A deadlock occurs when you have 2 processes that are both waiting on each other to release a lock on a resource.
Imagine we have 2 threads in a Java application:
- Thread 1 acquires a lock on resource A
- Thread 2 acquires a lock on resource B
- In order to continue execution (and release the lock on resource A), Thread 1 waits until resource B is free
- In order to continue execution (and release the lock on resource B), Thread 2 waits until resource A is free
Neither thread will ever finish execution, and our app has reached a deadlock.
You can actually try this for yourself on a MySQL table:
mysql> CREATE TABLE a (id int primary key, value int); Query OK, 0 rows affected (0.01 sec) mysql> INSERT INTO a VALUES (1, 0), (2, 0), (3, 0), (4, 0); Query OK, 4 rows affected (0.01 sec) Records: 4 Duplicates: 0 Warnings: 0 mysql console 1: step 1> START TRANSACTION; step 3> UPDATE a SET value = 1 WHERE id = 2; step 5> UPDATE a SET value = 1 WHERE id = 1; mysql console 2: step 2> START TRANSACTION; step 4> UPDATE a SET value = 1 WHERE id = 1; step 6> UPDATE a SET value = 1 WHERE id = 2; ERROR 1213 (40001): Deadlock found when trying to get lock; try restarting transaction
Recently I was working on a multi-threaded application that had this problem. It was a Java application with 16 threads. Each thread would update a batch of 10 rows in a MySQL table every 1ms. When updating a row in MySQL, an exclusive lock is set on that particular row - blocking any other transaction from updating it. It didn't happen often, but on occasion 2 threads would be waiting on each other to release a row lock, causing a deadlock.
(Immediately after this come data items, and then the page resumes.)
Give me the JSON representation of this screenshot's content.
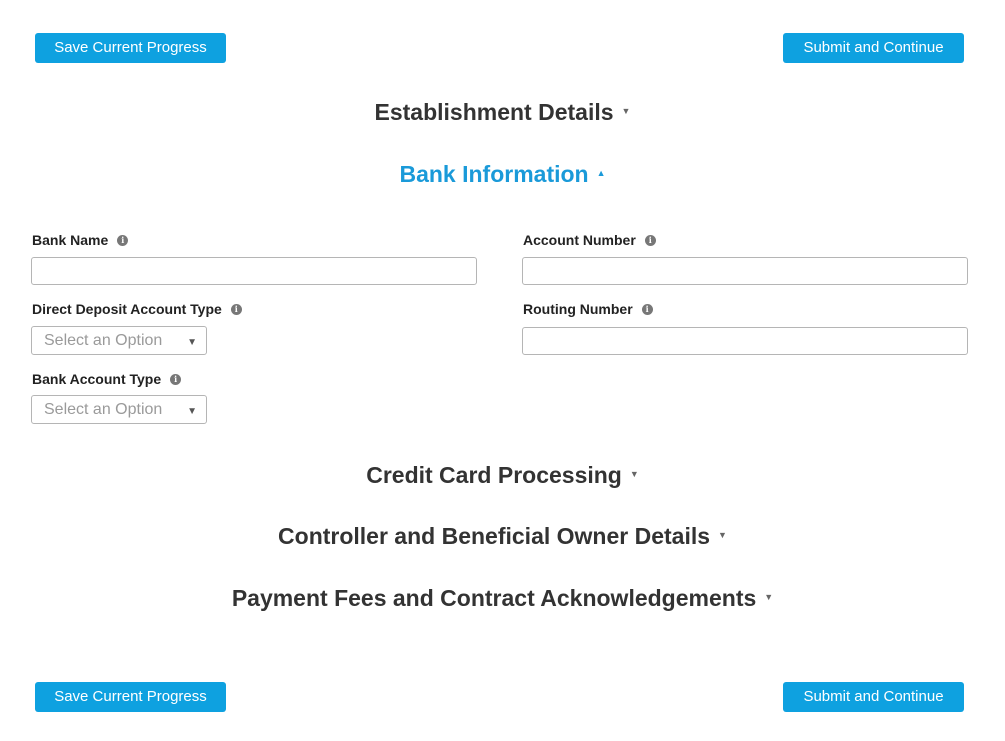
{
  "buttons": {
    "save_label": "Save Current Progress",
    "submit_label": "Submit and Continue"
  },
  "sections": {
    "establishment": {
      "title": "Establishment Details",
      "expanded": false
    },
    "bank": {
      "title": "Bank Information",
      "expanded": true
    },
    "credit_card": {
      "title": "Credit Card Processing",
      "expanded": false
    },
    "controller": {
      "title": "Controller and Beneficial Owner Details",
      "expanded": false
    },
    "payment_fees": {
      "title": "Payment Fees and Contract Acknowledgements",
      "expanded": false
    }
  },
  "bank_form": {
    "bank_name": {
      "label": "Bank Name",
      "value": ""
    },
    "account_number": {
      "label": "Account Number",
      "value": ""
    },
    "direct_deposit_type": {
      "label": "Direct Deposit Account Type",
      "placeholder": "Select an Option"
    },
    "routing_number": {
      "label": "Routing Number",
      "value": ""
    },
    "bank_account_type": {
      "label": "Bank Account Type",
      "placeholder": "Select an Option"
    }
  },
  "colors": {
    "primary_button": "#0ea1e0",
    "active_section": "#1a9ad9",
    "text": "#333333"
  },
  "icons": {
    "info": "info-circle-icon",
    "collapsed": "caret-down-icon",
    "expanded": "caret-up-icon",
    "dropdown": "caret-down-icon"
  }
}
I considered a few different solutions:
- Restarting the transaction if a deadlock occured.Problem: I'd be updating my rows with stale data
- Restarting the entire process if a deadlock occured.Problem: This could potentially make the app a lot slower.
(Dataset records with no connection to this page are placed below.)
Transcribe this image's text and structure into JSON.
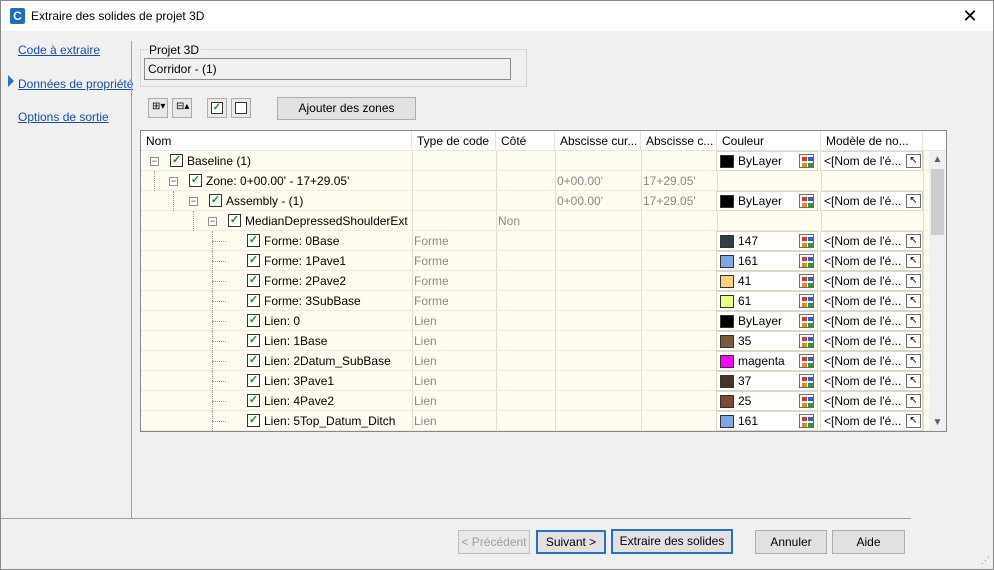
{
  "window": {
    "title": "Extraire des solides de projet 3D",
    "close_glyph": "✕"
  },
  "nav": {
    "items": [
      "Code à extraire",
      "Données de propriété",
      "Options de sortie"
    ]
  },
  "project": {
    "group_label": "Projet 3D",
    "value": "Corridor - (1)"
  },
  "toolbar": {
    "add_zones_label": "Ajouter des zones"
  },
  "grid": {
    "columns": [
      "Nom",
      "Type de code",
      "Côté",
      "Abscisse cur...",
      "Abscisse c...",
      "Couleur",
      "Modèle de no..."
    ],
    "rows": [
      {
        "name": "Baseline (1)",
        "level": 0,
        "expander": "−",
        "type": "",
        "side": "",
        "start": "",
        "end": "",
        "color": "ByLayer",
        "swatch": "#000000",
        "model": "<[Nom de l'é..."
      },
      {
        "name": "Zone: 0+00.00' - 17+29.05'",
        "level": 1,
        "expander": "−",
        "type": "",
        "side": "",
        "start": "0+00.00'",
        "end": "17+29.05'",
        "color": "",
        "swatch": "",
        "model": ""
      },
      {
        "name": "Assembly - (1)",
        "level": 2,
        "expander": "−",
        "type": "",
        "side": "",
        "start": "0+00.00'",
        "end": "17+29.05'",
        "color": "ByLayer",
        "swatch": "#000000",
        "model": "<[Nom de l'é..."
      },
      {
        "name": "MedianDepressedShoulderExt",
        "level": 3,
        "expander": "−",
        "type": "",
        "side": "Non",
        "start": "",
        "end": "",
        "color": "",
        "swatch": "",
        "model": ""
      },
      {
        "name": "Forme: 0Base",
        "level": 4,
        "expander": "",
        "type": "Forme",
        "side": "",
        "start": "",
        "end": "",
        "color": "147",
        "swatch": "#2e3f4a",
        "model": "<[Nom de l'é..."
      },
      {
        "name": "Forme: 1Pave1",
        "level": 4,
        "expander": "",
        "type": "Forme",
        "side": "",
        "start": "",
        "end": "",
        "color": "161",
        "swatch": "#7ea6f0",
        "model": "<[Nom de l'é..."
      },
      {
        "name": "Forme: 2Pave2",
        "level": 4,
        "expander": "",
        "type": "Forme",
        "side": "",
        "start": "",
        "end": "",
        "color": "41",
        "swatch": "#ffd27f",
        "model": "<[Nom de l'é..."
      },
      {
        "name": "Forme: 3SubBase",
        "level": 4,
        "expander": "",
        "type": "Forme",
        "side": "",
        "start": "",
        "end": "",
        "color": "61",
        "swatch": "#eeff7f",
        "model": "<[Nom de l'é..."
      },
      {
        "name": "Lien: 0",
        "level": 4,
        "expander": "",
        "type": "Lien",
        "side": "",
        "start": "",
        "end": "",
        "color": "ByLayer",
        "swatch": "#000000",
        "model": "<[Nom de l'é..."
      },
      {
        "name": "Lien: 1Base",
        "level": 4,
        "expander": "",
        "type": "Lien",
        "side": "",
        "start": "",
        "end": "",
        "color": "35",
        "swatch": "#7a5a3c",
        "model": "<[Nom de l'é..."
      },
      {
        "name": "Lien: 2Datum_SubBase",
        "level": 4,
        "expander": "",
        "type": "Lien",
        "side": "",
        "start": "",
        "end": "",
        "color": "magenta",
        "swatch": "#ff00ff",
        "model": "<[Nom de l'é..."
      },
      {
        "name": "Lien: 3Pave1",
        "level": 4,
        "expander": "",
        "type": "Lien",
        "side": "",
        "start": "",
        "end": "",
        "color": "37",
        "swatch": "#4a3426",
        "model": "<[Nom de l'é..."
      },
      {
        "name": "Lien: 4Pave2",
        "level": 4,
        "expander": "",
        "type": "Lien",
        "side": "",
        "start": "",
        "end": "",
        "color": "25",
        "swatch": "#7a4a34",
        "model": "<[Nom de l'é..."
      },
      {
        "name": "Lien: 5Top_Datum_Ditch",
        "level": 4,
        "expander": "",
        "type": "Lien",
        "side": "",
        "start": "",
        "end": "",
        "color": "161",
        "swatch": "#7ea6f0",
        "model": "<[Nom de l'é..."
      }
    ]
  },
  "footer": {
    "prev_label": "< Précédent",
    "next_label": "Suivant >",
    "extract_label": "Extraire des solides",
    "cancel_label": "Annuler",
    "help_label": "Aide"
  }
}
- Make each thread ‘claim' a row before trying to update it. If it's already claimed, find another row to update.Problem: This adds a lot of complexity to the app and slows down performance as well
Before continuing, I took a break and thought more about the cause of a deadlock. All threads were performing 10 updates each on the same MySQL table. The only way a deadlock could occur is if the order and timing matched a very particular pattern. I couldn't control the timing, but I could control the order of updates.
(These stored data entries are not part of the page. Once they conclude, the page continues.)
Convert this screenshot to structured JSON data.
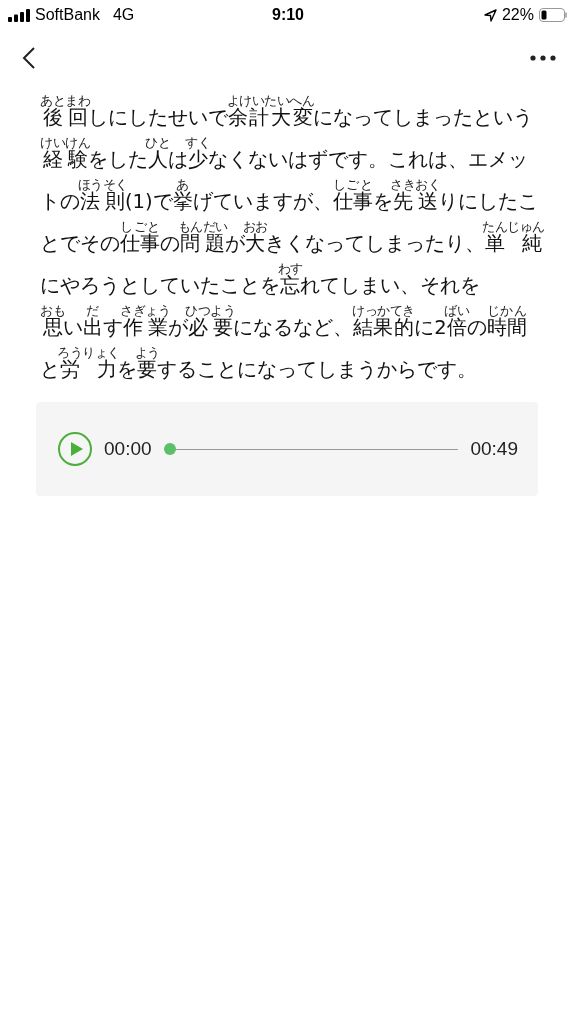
{
  "status_bar": {
    "carrier": "SoftBank",
    "network": "4G",
    "time": "9:10",
    "battery": "22%"
  },
  "paragraph": [
    [
      {
        "text": "後回",
        "ruby": "あとまわ"
      },
      {
        "text": "しにしたせいで"
      },
      {
        "text": "余計大変",
        "ruby": "よけいたいへん"
      },
      {
        "text": "になってしまったという"
      }
    ],
    [
      {
        "text": "経験",
        "ruby": "けいけん"
      },
      {
        "text": "をした"
      },
      {
        "text": "人",
        "ruby": "ひと"
      },
      {
        "text": "は"
      },
      {
        "text": "少",
        "ruby": "すく"
      },
      {
        "text": "なくないはずです。これは、エメッ"
      }
    ],
    [
      {
        "text": "トの"
      },
      {
        "text": "法則",
        "ruby": "ほうそく"
      },
      {
        "text": "(1)で"
      },
      {
        "text": "挙",
        "ruby": "あ"
      },
      {
        "text": "げていますが、"
      },
      {
        "text": "仕事",
        "ruby": "しごと"
      },
      {
        "text": "を"
      },
      {
        "text": "先送",
        "ruby": "さきおく"
      },
      {
        "text": "りにしたこ"
      }
    ],
    [
      {
        "text": "とでその"
      },
      {
        "text": "仕事",
        "ruby": "しごと"
      },
      {
        "text": "の"
      },
      {
        "text": "問題",
        "ruby": "もんだい"
      },
      {
        "text": "が"
      },
      {
        "text": "大",
        "ruby": "おお"
      },
      {
        "text": "きくなってしまったり、"
      },
      {
        "text": "単 純",
        "ruby": "たんじゅん"
      }
    ],
    [
      {
        "text": "にやろうとしていたことを"
      },
      {
        "text": "忘",
        "ruby": "わす"
      },
      {
        "text": "れてしまい、それを"
      }
    ],
    [
      {
        "text": "思",
        "ruby": "おも"
      },
      {
        "text": "い"
      },
      {
        "text": "出",
        "ruby": "だ"
      },
      {
        "text": "す"
      },
      {
        "text": "作業",
        "ruby": "さぎょう"
      },
      {
        "text": "が"
      },
      {
        "text": "必要",
        "ruby": "ひつよう"
      },
      {
        "text": "になるなど、"
      },
      {
        "text": "結果的",
        "ruby": "けっかてき"
      },
      {
        "text": "に2"
      },
      {
        "text": "倍",
        "ruby": "ばい"
      },
      {
        "text": "の"
      },
      {
        "text": "時間",
        "ruby": "じかん"
      }
    ],
    [
      {
        "text": "と"
      },
      {
        "text": "労 力",
        "ruby": "ろうりょく"
      },
      {
        "text": "を"
      },
      {
        "text": "要",
        "ruby": "よう"
      },
      {
        "text": "することになってしまうからです。"
      }
    ]
  ],
  "player": {
    "playing": false,
    "elapsed": "00:00",
    "duration": "00:49",
    "level": 0
  }
}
In fact, if I ordered all updates in the same way (e.g. by ascending order of the row id), this would eliminate the possibility of a deadlock.
But why are updates occuring in a random order anyway? It turns out the application fetches 100 rows from the database and picks 10 to update. However, in order to prevent the 16 threads from always updating the same 10 rows, it would shuffle the list of 100 rows first. This means that the 10 updates would always occur in some random order.
I modified the application so that before updating the 10 rows, it would order the updates in ascending order of the row id. I deployed the app and that was the end of the deadlocks.
Deadlocks can occur in many different ways, but in this case, the lesson learned is:
If you're locking resources in a multi-threaded application, make sure all threads are locking in the same order (order based on an attribute of the resource).
In simpler terms:
If you're updating rows in a multi-threaded application, make sure all threads are updating the rows in order of the row id (ascending or descending).